NEW YORK — If you’re craving a little more summer in your springtime wardrobe and you’re hesitant to break out the white pants (it’s OK, but that’s another conversation), try espadrilles.

The rope-soled shoes long have been a staple of the fair-weather seasons, no matter if there’s a chill in the air or the sidewalks are steaming. It’s all good as long as the sun is shining.

“The espadrille for spring is like the riding boot in the fall,” says Elisa Miller, creative director of the beachy brand Calypso St. Barth. “It’s a rite of the season.”

Style options have increased exponentially as designers take liberties with the definition — and have gotten a little smarter about their construction. Flat versions, wedge versions, sandals, slides and gladiator lace-up styles are some of the choices of a shoe with humble roots that was made fashionable in France and Spain in the mid-20th century.

“I’d call anything with the jute sole an espadrille,” says Miller. “You could have any fabric for the top — canvas, leather — it could be plastic, but you have to have the jute.

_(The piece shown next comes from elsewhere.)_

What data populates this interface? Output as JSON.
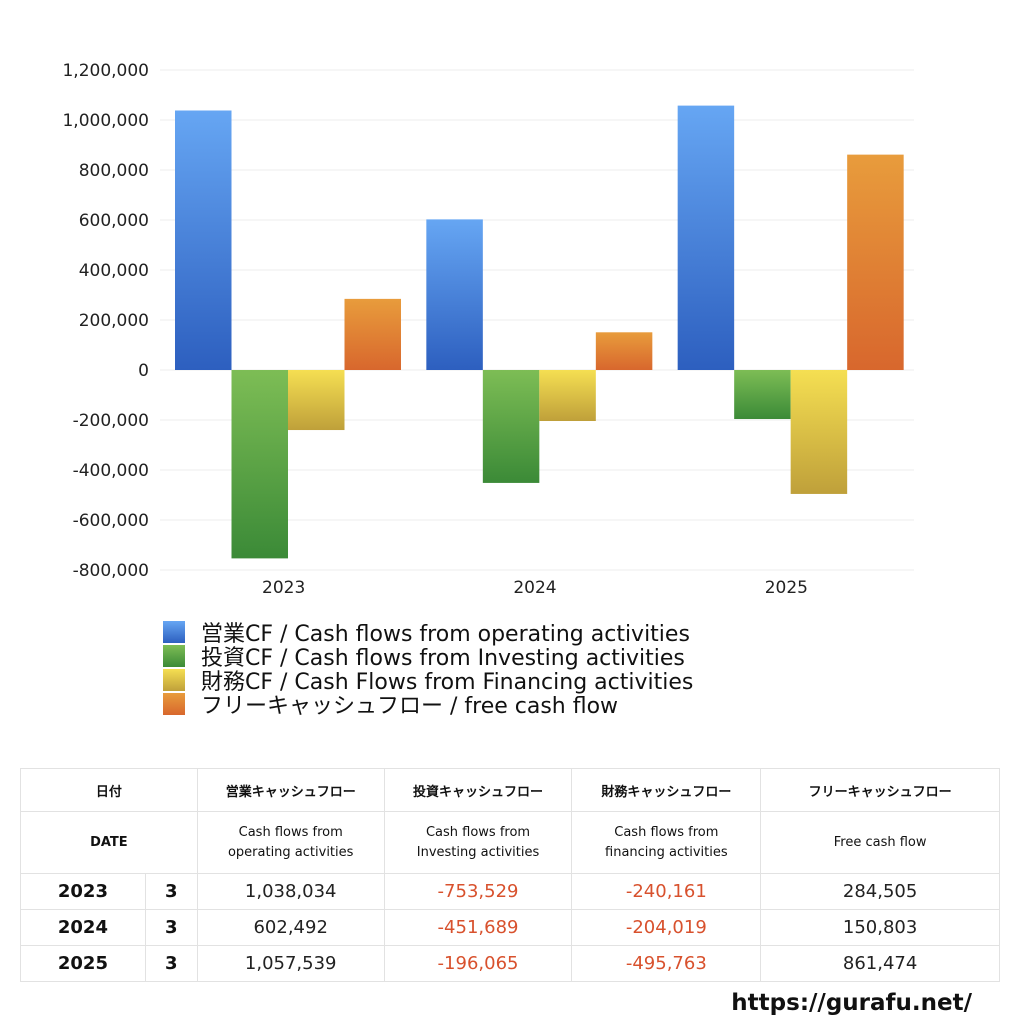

That’s what defines it.”

Luckily for wearers, especially those who have been caught in the rain, many espadrilles now have a bottom layer of rubber, too.

But such practicality likely isn’t driving the renewed interest. Alexis Bryan Morgan, executive fashion director at Lucky magazine, traces this “huge espadrille moment” to last year’s Valentino spring runway. Seeing lacy black espadrilles paired with a long lace dress left editors swooning, she said. “It was styled so elegantly that suddenly this disposable go-to shoe was also chic and elegant. This brought it to a whole new level.”

They’re fun, says Tana Ward, senior vice president and chief merchandising officer for American Eagle. They can bring graphic prints and bright colors to an outfit without a major commitment, she says.

Lucky’s Morgan sees them as a more fashionable alternative to flip-flops. They can go to the beach or to dinner and prices tend to be more affordable.